Just a few weeks ago, Sen. Lisa Murkowski, Alaska Republican, chaired an Energy and Natural Resources Committee hearing to discuss “blackstart,” the process by which electricity would be restored to the power grid after a potential systemwide failure. Her words and images warned many conservative and independent women.
“Imagine a day where everybody living within an interconnected electrical system loses power. Hundreds of millions of people would be left in the dark, power lines would no longer be energized, and generating stations would be off,” the senator explained.
“It means your lights would be off, your air conditioning would be out, and appliances like your oven, your refrigerator, and your cell phone charger would no longer be working,” she said. “America cannot operate without electricity service, and we must have plans in place to restore power to our grid.”

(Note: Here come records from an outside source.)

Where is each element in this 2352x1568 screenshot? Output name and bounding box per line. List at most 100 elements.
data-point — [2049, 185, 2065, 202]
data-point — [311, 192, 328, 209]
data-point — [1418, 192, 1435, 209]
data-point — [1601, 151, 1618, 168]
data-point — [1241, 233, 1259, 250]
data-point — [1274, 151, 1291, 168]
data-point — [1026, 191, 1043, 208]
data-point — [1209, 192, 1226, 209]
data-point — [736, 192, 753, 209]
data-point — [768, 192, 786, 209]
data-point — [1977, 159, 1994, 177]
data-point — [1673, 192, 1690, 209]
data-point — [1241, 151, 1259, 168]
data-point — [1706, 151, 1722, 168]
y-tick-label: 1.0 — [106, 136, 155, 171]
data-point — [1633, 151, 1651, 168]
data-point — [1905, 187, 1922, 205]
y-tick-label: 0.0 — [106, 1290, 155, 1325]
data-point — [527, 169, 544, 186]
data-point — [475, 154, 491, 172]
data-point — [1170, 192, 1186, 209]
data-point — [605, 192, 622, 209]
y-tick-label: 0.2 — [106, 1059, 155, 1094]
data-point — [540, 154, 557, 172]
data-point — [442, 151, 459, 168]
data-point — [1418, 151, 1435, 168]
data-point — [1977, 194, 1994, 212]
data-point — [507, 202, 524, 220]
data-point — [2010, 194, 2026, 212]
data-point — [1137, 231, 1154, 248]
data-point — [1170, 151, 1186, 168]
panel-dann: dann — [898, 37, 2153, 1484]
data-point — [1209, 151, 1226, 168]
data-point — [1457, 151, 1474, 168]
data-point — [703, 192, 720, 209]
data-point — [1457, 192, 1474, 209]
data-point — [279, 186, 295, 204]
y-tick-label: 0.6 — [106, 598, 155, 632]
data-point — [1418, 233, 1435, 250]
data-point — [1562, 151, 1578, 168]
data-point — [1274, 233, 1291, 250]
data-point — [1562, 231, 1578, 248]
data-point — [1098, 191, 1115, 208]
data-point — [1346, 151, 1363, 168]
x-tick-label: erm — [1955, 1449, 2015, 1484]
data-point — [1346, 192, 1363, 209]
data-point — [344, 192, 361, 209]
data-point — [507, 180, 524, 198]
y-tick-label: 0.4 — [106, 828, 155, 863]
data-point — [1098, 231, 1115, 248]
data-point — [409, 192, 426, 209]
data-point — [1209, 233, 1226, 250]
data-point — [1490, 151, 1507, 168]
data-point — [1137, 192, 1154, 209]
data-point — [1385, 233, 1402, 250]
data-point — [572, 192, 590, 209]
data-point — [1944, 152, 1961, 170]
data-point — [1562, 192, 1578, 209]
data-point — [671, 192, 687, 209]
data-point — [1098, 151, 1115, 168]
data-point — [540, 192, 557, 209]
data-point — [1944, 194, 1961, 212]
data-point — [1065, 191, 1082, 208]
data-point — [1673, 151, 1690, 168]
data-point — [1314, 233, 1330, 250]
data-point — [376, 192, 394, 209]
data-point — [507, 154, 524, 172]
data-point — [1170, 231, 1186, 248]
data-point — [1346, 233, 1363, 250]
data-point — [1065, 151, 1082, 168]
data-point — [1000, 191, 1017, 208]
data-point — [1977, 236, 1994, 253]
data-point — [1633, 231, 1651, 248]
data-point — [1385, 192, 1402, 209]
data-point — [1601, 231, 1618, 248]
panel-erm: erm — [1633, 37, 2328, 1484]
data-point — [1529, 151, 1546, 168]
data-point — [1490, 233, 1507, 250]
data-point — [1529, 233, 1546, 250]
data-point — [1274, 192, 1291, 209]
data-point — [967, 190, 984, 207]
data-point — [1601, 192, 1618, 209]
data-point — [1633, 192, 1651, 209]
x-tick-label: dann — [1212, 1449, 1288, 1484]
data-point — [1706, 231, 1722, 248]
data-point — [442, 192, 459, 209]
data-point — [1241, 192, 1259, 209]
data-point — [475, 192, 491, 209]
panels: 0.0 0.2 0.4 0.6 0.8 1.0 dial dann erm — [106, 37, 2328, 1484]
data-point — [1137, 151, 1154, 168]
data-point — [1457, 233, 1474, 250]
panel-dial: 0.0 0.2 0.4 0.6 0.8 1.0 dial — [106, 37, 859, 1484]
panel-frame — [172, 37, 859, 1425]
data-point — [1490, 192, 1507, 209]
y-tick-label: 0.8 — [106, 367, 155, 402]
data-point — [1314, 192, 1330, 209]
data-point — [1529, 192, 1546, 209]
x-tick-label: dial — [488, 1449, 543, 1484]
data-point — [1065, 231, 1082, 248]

A month prior to Mrs. Murkowski’s blackstart hearing, Homeland Security Secretary Kirstjen Nielsen announced the National Risk Management Center, an organization that will protect U.S. critical assets. The center is focused on addressing potential threats, both physical and cyber, to our banks and electric grid. The creation of the center arrives at the heels of Russia’s hacking campaign to infiltrate organizations associated with U.S. electricity.
Last year, Rep. Elise Stefanik, New York Republican, introduced H.R. 3855, the Securing the Electric Grid to Protect Military Readiness Act of 2017. This bipartisan legislation, co-introduced by Nevada Democrat Jacky Rosen, will optimize and reinforce our nation’s grid against foreign attacks, reporting on security risks as well as their impact on military readiness.
Unfortunately, analysts frequently try to cast these Republican women and others as “out of line” with the issues they think women should prioritize, failing to appreciate that reliable energy is a very important matter for all voters — women and men.
It’s also important to remember that Republican women cannot be pigeonholed by conservative rhetoric either. While we believe in free-market principles, we also acknowledge that public-private partnerships may be central to improving energy security and developing new clean energy resources.
“I’m a big fan of ARPA-E and DARPA funding,” said former U.S. Sen. Kelly Ayotte, a Republican, at a recent Atlantic Council panel on advanced energy.
“There is some research, for example on issues like storage, which could make a big difference when it comes to resiliency and reliability of the grid, that isn’t all going to get done within the private sector because the economic incentives aren’t always directly there to get some of this research done.”
The bottom line is that energy security is a national security issue, and pragmatic voters across all demographics are not willing to ignore it. Candidates unwilling to promote real solutions to pressing economic, security and environmental concerns do so at their own risk. American women intuitively understand that we must not wait to address these problems, and they will remember them in the voting booth on Nov. 6.
Heather Reams is managing director of Citizens for Responsible Energy Solutions (CRES) and Rebecca Schuller is executive director of Winning For Women.